Italy has had to pay much more to borrow than a month ago as investors continue to worry about its huge debts.
Italy had to pay an interest rate of 4.8% to sell 3.5bn euros ($5bn; £3.1bn) of three-year bonds - up 1.1 percentage points from June.
Despite multiple attempts to contain the Greek debt crisis spreading, Italy and Spain have seen their borrowing costs rise in recent weeks.
Italy has the largest sovereign debt of any European country.
The rate on benchmark 10-year bonds, also sold by Italy on Thursday, was 5.77% - up 0.8 percentage points from June.
As a percentage of output, Italy's debt is second only to Greece in the eurozone - whose huge debts have led to two bailouts.
Since the Irish Republic and Portugal have also been bailed out in the past year, investors have begun to fear that Italy might be next.
The inability of the US to agree a deal to pay its debts has also put pressure on financial markets.
"The auction came in a very difficult market environment, with the issue of US debt ceiling still unresolved", and speculation about the future of Italian finance minister Giulio Tremonti, analysts at Unicredit said.

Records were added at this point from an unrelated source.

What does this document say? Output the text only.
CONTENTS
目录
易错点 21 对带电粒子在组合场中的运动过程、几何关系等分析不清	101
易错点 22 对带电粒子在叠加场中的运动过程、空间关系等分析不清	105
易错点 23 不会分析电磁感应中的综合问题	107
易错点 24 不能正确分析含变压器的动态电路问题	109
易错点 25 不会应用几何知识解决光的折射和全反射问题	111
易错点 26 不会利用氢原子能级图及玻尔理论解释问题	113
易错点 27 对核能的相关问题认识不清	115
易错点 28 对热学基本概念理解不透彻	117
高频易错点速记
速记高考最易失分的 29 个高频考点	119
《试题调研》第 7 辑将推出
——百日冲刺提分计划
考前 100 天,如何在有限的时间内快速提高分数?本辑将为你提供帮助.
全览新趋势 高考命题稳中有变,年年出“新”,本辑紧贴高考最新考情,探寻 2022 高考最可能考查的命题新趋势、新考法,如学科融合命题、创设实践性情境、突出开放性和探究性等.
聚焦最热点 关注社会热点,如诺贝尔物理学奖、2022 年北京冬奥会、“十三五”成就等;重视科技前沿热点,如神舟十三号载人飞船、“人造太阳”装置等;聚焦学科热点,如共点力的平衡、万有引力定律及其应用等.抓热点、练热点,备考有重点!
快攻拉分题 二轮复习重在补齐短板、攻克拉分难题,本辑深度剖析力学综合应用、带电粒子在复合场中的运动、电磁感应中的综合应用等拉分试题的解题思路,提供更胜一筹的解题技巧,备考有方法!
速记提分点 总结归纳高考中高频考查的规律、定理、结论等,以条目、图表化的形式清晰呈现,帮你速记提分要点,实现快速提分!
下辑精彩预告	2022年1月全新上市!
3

"All this did not help to create a friendly environment for the auction."
Italy passed a 70bn-euro austerity package earlier this month to reassure investors that the country will not succumb to the debt crisis.
Meanwhile, the French finance ministry says that French banks and insurers have promised to give Greece easier lending terms on 15bn euros of bonds they hold.
As part of the latest eurozone bailout deal for Greece, private lenders to the country have been given the option of extending their bonds into new debt with longer maturities and lower interest rates.